Image Description: A full body portrait of a person named Khattame. They are a brown person sitting on a crate, hands in their lap, looking at the viewer neutrally. They have a square-jawed face with wrinkles at the edge of their mouth and a large nose. One eye is shut closed and the other is sighted; they have several moles, two under their left eye, one above their lip, and the last at the corner of an eyebrow. Their straight black hair hides under a cylindrical green hat, embroidered with curvilinear shapes. Two pale strings go down from the brim of the hat and loop around from the cheeks to behind the ears; Khattame's have two conch shells and 3 wide orange beads each. A high white collar covers their neck, but is in turn covered by a very wide blue scarf that wraps around the whole of their shoulders and falls down to their knee, where the end is adorned with white lace. Lace also peels out from under the scarf and down over their breast and elbow. They are wearing a dark lime green tunic with white trim that is tucked into a wide burgundy sash, and on their arms into burgundy fingerless gloves. They have a very light, almost white, blue skirt with orange flowers around its edges. One of their feet is wood, the other is tucked into a brown leather shoe. In one hand, they hold a used paintbrush.
Next to the box they sit on is a pan filled with various pigments, and where the wood planks of the boardwalk ends, deep brown soil with low plant fronds poking up begins. In the very back, tall and thin trees rising into a murky sky can be seen. The main feature of the background, however, is the tryptich that Khattame is, presumably, painting. It sits on a wood platform adorned with curvilinear patterns. The far left panel, half cut off, still shows someone rowing a small boat as they are greeted with a mask and hat-wearing creature rising out of the water.

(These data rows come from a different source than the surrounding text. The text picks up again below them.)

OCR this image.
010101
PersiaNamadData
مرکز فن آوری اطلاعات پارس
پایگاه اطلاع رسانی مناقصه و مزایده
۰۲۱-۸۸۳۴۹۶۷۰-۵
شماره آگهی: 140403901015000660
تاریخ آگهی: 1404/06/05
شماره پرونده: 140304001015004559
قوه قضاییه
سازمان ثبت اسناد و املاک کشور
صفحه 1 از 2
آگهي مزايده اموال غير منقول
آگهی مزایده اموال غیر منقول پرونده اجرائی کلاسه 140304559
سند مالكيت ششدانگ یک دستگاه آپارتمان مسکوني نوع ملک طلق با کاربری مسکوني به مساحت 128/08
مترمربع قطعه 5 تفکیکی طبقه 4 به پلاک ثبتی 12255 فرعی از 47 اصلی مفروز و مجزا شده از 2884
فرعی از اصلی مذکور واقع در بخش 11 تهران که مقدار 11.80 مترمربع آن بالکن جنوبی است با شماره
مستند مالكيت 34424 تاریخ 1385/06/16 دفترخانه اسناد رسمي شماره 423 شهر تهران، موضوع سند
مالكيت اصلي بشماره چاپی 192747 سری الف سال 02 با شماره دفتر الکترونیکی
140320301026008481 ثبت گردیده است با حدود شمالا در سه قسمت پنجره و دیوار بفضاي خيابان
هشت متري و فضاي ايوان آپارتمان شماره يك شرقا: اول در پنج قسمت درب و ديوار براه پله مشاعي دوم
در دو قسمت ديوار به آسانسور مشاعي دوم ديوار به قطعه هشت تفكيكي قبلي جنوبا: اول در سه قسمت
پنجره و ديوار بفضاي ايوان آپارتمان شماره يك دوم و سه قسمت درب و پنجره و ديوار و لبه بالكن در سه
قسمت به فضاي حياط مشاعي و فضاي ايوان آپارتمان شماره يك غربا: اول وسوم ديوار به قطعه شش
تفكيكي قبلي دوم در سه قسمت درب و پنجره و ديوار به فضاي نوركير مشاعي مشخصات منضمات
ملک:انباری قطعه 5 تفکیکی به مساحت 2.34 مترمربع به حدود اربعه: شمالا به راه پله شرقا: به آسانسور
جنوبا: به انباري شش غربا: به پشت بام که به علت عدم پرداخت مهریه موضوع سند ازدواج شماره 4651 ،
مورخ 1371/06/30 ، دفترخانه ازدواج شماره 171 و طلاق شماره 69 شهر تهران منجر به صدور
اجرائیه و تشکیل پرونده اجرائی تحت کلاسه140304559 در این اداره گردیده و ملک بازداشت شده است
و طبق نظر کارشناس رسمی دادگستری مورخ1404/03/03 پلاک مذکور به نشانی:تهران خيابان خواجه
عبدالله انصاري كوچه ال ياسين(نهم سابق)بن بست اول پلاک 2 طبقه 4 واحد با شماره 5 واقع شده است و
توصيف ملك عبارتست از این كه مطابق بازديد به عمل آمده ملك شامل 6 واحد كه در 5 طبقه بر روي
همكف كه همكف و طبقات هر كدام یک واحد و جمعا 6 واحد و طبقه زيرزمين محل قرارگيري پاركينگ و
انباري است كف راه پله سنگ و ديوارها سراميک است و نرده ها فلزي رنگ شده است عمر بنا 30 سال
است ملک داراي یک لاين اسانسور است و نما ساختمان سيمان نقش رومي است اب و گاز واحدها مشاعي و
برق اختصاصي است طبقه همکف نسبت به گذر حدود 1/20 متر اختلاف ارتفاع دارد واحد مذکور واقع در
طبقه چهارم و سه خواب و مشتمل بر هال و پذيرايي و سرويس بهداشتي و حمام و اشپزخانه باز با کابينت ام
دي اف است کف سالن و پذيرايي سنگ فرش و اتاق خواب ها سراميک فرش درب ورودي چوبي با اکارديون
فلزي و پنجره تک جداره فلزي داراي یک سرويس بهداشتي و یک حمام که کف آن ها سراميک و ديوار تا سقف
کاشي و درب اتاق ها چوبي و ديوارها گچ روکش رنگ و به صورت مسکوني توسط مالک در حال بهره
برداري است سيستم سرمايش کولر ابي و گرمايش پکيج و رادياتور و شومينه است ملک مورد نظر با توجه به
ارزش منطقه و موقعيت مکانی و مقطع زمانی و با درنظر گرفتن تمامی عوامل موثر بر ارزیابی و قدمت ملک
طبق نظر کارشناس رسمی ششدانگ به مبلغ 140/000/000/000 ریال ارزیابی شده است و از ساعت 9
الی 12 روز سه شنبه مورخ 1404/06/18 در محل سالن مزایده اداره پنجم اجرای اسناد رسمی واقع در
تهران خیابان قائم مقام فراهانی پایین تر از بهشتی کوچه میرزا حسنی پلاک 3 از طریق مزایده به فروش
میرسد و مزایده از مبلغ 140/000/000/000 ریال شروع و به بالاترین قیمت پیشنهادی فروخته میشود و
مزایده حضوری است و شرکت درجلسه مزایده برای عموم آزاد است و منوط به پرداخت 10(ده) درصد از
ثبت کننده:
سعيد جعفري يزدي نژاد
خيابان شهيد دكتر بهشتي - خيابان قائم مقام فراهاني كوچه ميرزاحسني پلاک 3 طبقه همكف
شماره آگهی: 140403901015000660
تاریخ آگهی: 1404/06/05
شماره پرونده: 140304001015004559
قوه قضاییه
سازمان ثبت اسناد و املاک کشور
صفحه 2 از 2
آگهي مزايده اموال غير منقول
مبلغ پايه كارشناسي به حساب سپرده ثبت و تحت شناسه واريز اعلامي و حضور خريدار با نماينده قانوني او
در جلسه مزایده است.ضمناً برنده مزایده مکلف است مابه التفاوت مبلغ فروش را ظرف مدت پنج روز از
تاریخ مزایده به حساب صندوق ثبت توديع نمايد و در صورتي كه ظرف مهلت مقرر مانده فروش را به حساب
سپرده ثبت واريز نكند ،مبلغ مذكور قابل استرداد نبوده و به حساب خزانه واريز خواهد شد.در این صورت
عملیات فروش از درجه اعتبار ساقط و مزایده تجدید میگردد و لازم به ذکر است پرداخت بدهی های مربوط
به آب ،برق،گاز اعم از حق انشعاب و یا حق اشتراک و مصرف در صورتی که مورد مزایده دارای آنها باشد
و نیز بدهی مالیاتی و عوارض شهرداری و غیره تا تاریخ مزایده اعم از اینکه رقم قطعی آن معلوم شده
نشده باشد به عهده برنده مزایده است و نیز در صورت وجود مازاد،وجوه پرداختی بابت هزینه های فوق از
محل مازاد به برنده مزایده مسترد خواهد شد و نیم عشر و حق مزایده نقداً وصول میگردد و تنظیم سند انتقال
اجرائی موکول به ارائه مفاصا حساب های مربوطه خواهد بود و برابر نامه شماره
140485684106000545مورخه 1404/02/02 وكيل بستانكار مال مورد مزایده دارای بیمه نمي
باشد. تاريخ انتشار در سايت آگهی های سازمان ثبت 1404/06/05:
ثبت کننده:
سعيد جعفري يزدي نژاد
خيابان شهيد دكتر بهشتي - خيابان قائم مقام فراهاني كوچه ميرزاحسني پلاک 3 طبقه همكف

The middle panel shows a Yakha'ai person, their back to the viewer, reaching out in reverence to a one-eyed, long-necked, white bird that soars up against the sun, its tail turning into fire. The far right panel, also cut off, shows one person kneeling to another and kissing their palm, showing clear reverence. The person standing, however, is also respectfully closing their eyes. End ID.
So, fellow artist, here is how the story goes: the child reads the omens from the world. They are warned by the water and the earth -- one day, after a day of fishing with their birds for little gain, a ralikhung rises from the muddy deep with trembling, disjointed words. Though they, for reasons beyond my knowing, seem to bear the shawls and hats of us Yakha'ai, their good throats are ill fit for Yabna'ai. The child, understanding nothing, dismisses it.
And so, the child is warned by the fire and the air -- walking along a path home after a day of pondering the ralikhung's message and subsequently dismissing it, they are greeted by a ukhatta, who rises from the lantern they carry and cries out in shrieks. The ukhatta's throat is also ill fit for Yabna'ai, and the child still does not understand. They, struck odd by the twice this has happened, begins to lash out. Their struck reverence is replaced by terror, and they chase the ukhatta with hands at the ready to seize its throat. But, as ukhatta do, the ukhatta vanishes, that fleeting and holy thing gone in a burst of flame. The child, realizing their mistake, weeps.
They cannot understand, but they can think. And they can speak. So they tell others -- the fisher tells the weaver, and the weaver tells the bartender, and the bartender tells the mail-runner, and the mail-runner tells the executioner. And now they all know -- and in all knowing, and all thinking, then the child can begin to understand.
The portrait of an artist from the Yakha'ai wetlands.